Dimensi 4: Sportsmanship - kemauan untuk bertoleransi tanpa mengeluh, menahan diri dari aktivitas-aktivitas mengeluh dan mengumpat.
- Tidak menemukan kesalahan dalam organisasi.
- Tidak mengeluh tentang segala sesuatu.
- Tidak membesar-besarkan permasalahan di luar proporsinya.
Dimensi 5: Conscientiousness - perilaku yang melebihi prasyarat minimum seperti kehadiran, kepatuhan terhadap aturan, dan sebagainya
- Tiba lebih awal, sehingga siap bekerja pada saat jadwal kerja dimulai.
- Tepat waktu setiap hari tidak peduli pada musim ataupun lalu lintas, dan sebagainya.
- Berbicara seperlunya dalam percakapan di telepon.

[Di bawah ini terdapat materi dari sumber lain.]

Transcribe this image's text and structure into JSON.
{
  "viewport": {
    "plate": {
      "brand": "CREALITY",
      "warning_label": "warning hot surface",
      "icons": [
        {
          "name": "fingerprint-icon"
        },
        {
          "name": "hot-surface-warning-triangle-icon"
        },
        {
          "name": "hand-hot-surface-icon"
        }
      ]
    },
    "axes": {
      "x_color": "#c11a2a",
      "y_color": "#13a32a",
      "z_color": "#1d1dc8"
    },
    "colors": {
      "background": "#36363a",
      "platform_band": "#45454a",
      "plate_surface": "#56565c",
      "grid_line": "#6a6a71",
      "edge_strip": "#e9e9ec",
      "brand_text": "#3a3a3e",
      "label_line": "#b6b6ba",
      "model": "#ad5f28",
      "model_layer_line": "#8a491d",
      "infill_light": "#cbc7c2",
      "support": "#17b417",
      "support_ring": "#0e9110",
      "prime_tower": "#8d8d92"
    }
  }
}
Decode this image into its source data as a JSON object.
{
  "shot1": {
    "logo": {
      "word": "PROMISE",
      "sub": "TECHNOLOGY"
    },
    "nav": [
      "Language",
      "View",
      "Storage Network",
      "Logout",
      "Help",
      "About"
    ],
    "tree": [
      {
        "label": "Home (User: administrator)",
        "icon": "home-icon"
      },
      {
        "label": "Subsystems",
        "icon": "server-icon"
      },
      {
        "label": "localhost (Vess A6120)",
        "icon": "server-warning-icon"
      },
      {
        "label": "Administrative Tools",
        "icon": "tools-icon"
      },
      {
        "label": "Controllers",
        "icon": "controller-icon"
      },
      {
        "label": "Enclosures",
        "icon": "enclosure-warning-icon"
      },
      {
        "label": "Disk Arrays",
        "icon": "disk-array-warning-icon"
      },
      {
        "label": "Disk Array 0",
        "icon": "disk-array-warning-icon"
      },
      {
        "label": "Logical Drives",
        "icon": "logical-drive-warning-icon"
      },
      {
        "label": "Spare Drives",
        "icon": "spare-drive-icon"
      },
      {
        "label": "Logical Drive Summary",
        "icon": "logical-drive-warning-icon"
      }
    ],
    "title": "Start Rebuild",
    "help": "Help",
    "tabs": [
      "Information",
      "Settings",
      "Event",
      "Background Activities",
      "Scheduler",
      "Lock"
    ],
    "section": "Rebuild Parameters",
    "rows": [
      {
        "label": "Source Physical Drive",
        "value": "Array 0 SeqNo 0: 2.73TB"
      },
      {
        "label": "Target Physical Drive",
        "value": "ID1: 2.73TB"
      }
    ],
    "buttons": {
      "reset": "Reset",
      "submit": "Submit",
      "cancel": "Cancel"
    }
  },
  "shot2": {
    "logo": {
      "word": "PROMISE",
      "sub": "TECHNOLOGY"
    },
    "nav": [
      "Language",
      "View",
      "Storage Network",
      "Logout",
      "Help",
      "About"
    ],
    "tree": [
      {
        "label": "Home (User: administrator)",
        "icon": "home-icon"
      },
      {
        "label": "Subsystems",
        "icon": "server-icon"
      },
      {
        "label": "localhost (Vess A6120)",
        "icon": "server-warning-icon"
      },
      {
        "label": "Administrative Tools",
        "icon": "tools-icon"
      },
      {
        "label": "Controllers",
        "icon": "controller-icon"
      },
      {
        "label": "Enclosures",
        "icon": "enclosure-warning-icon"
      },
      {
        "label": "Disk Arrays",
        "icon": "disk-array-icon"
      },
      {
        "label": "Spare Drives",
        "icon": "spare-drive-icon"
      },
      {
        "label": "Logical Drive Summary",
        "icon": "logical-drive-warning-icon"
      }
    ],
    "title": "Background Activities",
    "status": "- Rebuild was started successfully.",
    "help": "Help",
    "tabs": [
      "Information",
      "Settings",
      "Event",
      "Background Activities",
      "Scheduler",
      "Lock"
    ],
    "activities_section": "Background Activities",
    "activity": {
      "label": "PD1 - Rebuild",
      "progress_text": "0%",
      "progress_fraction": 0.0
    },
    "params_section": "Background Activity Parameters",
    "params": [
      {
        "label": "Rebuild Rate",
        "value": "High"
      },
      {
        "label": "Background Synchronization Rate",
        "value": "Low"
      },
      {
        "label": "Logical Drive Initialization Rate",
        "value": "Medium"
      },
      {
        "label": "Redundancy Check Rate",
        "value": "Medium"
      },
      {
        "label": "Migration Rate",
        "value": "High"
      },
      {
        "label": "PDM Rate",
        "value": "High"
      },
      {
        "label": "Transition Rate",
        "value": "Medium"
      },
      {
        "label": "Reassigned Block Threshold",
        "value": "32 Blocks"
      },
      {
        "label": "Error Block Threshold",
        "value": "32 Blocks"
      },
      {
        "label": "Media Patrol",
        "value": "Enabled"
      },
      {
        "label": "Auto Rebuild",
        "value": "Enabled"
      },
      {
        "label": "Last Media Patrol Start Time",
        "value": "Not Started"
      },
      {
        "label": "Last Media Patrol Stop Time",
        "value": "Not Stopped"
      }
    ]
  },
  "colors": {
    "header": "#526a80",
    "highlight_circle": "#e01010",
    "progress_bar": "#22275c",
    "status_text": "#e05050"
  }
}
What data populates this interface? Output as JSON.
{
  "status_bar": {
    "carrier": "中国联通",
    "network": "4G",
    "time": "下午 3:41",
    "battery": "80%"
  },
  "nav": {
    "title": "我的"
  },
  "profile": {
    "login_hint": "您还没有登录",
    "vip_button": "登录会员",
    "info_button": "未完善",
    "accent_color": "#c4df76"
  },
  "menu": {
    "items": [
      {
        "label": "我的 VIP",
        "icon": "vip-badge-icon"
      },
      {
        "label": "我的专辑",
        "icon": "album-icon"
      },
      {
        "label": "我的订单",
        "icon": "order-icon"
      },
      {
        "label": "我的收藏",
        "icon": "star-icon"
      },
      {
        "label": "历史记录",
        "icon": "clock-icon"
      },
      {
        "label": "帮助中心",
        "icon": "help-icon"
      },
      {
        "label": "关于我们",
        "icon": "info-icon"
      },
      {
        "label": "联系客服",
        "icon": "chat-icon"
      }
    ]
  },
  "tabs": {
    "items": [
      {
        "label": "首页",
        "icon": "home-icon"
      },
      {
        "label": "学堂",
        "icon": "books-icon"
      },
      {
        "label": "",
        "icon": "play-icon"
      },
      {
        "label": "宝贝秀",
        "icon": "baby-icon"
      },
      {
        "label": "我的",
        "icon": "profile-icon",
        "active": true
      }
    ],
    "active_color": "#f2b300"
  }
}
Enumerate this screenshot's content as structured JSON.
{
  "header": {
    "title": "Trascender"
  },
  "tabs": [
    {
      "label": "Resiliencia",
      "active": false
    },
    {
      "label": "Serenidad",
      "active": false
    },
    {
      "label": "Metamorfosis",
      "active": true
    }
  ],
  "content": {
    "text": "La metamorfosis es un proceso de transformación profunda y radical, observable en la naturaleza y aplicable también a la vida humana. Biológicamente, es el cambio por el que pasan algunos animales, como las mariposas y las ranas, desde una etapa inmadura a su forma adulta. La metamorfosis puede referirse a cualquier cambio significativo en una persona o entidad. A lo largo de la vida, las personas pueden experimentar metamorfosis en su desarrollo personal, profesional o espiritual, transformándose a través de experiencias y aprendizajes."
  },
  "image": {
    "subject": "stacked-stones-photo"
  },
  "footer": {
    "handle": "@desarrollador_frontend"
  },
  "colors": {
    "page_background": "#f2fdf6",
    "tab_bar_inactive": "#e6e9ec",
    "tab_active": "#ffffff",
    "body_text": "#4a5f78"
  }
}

- Tidak menghabiskan waktu untuk pembicaraan di luar pekerjaan
- Datang segera jika dibutuhkan
- Tidak mengambil kelebihan waktu meskipun memiliki ekstra
Kuesioner Organizational Citizenship Behaviour berdasarkan Lee&Allen, (2002). Skala ini terdiri dari 16 pernyataan yang mencakup 8 Item subskala untuk OCBs diarahkan pada Organisasi ( OCBO ) misalnya , " menawarkan ide untuk meningkatkan fungsi organisasi " dan subskala 8 item untuk OCBs diarahkan pada individu dalam organisasi ( OCBI ) misalnya, " Membantu orang lain yang telah absen ". Alat ukur menurut Lee dan Allen (2002) awalnya digunakan oleh subjek untuk menilai rekan kerja mereka di seberapa sering target orang yang terlibat dalam perilaku ini menggunakan tujuh poin Likerttype skala ( 1 = tidak pernah , 7 = selalu ).
Dalam penelitian ini akan menggunakan pengukuran OCB berdasarkan Skala Morrison (1995) yang mengukur kelima dimensi Altruism Courtesy Civic Virtue Sportsmanship dan Conscientiousness.